杨震听了这番话后,先是微微一呆,随后面上便闪过了一丝怒意:“这便是你们不肯在当日派人平息乱局的理由,宁可看着不少无辜之人惨死?”

面对他的怒火,傅有归心里一阵抽紧,但骑虎难下,只能硬顶了:“本官治理地方,只管那些良民善民,至于那等专会闹事的刁民与帮会中人,且任他们自生自灭吧。”

“好,好一句自生自灭。本镇抚今日算是见识了,傅巡抚这番话,本官自会如实上奏,到时倒要看看朝廷诸公对此会是个什么看法,当今陛下又会如何看待大人的如此治理之能!”杨震怒极反笑,只是笑却是冷笑。

听他这么一说,傅有归更觉心虚。但随后,他又想到这事还牵涉到了那个大人物,想必真到了那时候,朝中自有人会帮着自己说话的。杨震虽然是锦衣卫,但在朝廷里的话语权只怕还是少得可怜,应该不至于有多大麻烦才是。正是怀着这样的心思,他才敢直愣愣地回盯着杨震,不见半点惊慌模样。

见对方并无惧怕之意,杨震心下更是来气,也看出了对方另有凭仗,便继续道:“各位大人如此做法,必然会大大地寒了漕帮上下之心,我想今年的漕运只怕会有不小的麻烦哪。”

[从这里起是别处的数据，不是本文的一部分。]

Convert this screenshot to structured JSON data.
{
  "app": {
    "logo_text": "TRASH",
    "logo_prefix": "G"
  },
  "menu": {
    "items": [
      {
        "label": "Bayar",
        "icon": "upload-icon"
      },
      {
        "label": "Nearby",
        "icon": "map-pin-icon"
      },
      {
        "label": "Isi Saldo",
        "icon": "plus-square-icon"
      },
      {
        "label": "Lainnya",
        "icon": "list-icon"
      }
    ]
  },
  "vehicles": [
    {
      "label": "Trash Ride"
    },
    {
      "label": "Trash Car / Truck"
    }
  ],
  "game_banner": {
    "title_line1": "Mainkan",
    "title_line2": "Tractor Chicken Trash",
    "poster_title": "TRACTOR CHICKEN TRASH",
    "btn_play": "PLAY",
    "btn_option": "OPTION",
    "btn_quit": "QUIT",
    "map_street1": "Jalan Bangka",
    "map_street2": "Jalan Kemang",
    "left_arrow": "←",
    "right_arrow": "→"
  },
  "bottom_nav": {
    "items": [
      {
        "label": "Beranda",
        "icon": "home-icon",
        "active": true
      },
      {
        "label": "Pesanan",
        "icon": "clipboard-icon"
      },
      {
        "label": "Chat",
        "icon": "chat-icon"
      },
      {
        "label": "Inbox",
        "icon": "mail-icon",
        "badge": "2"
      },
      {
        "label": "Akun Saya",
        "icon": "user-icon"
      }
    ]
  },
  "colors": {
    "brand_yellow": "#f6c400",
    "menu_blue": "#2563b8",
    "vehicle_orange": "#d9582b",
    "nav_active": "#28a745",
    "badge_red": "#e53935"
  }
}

“啊……”在场众官员再次变色。他们之前只把漕帮当成了一个势力雄厚的江湖帮会,却忽略了其另一潜在的力量——漕运。一旦漕帮真铁了心要与他们为难,这运河上的情况可就很不妙了。而浙江的钱粮税银什么的,可都是要靠着运河送去京城的,他们一旦做下什么手脚,遭殃的可是这些大小官员哪。就是傅有归这个巡抚大人,怕也担不下这个责任来。

见所有人都被自己的威胁给搞得神色剧变,杨震脸上的轻蔑之意又显露了出来:“当然,这一切还得等到秋后才能见分晓,说不定漕帮会以大局为重,不与各位大人为难呢?不过……”说到这儿,他刻意地停顿了一下,在让众人的心随着他的说话起伏了一下后,才继续道:“或许那时候各位也不必在为此感到担心了。”

“你这是何意?”一旁的熊知府终于忍不住了,赶忙问道。

杨震嘿地一笑,从袖子里取出了一张纸来,在清了清喉咙后,慢慢读道:“傅有归,浙江巡抚,已任期一年半。在这段时日里,共计贪纳纹银十五万三千六百两,另在家乡绥德买地两万余亩,纳妾三人;熊丙忠,杭州知府,在任两年。此间贪银七万九千两……”

杨震慢慢地将手中纸上的内容读下来,每读一个人的情况,那人的脸色就唰地一下变得雪白,身子也跟筛糠似地抖动了起来,再看杨震的眼神里,已充满了恐惧。直到这个时候,他们才算真正领教到了锦衣卫的可怕之处,什么叫无孔不入,什么叫事无巨细。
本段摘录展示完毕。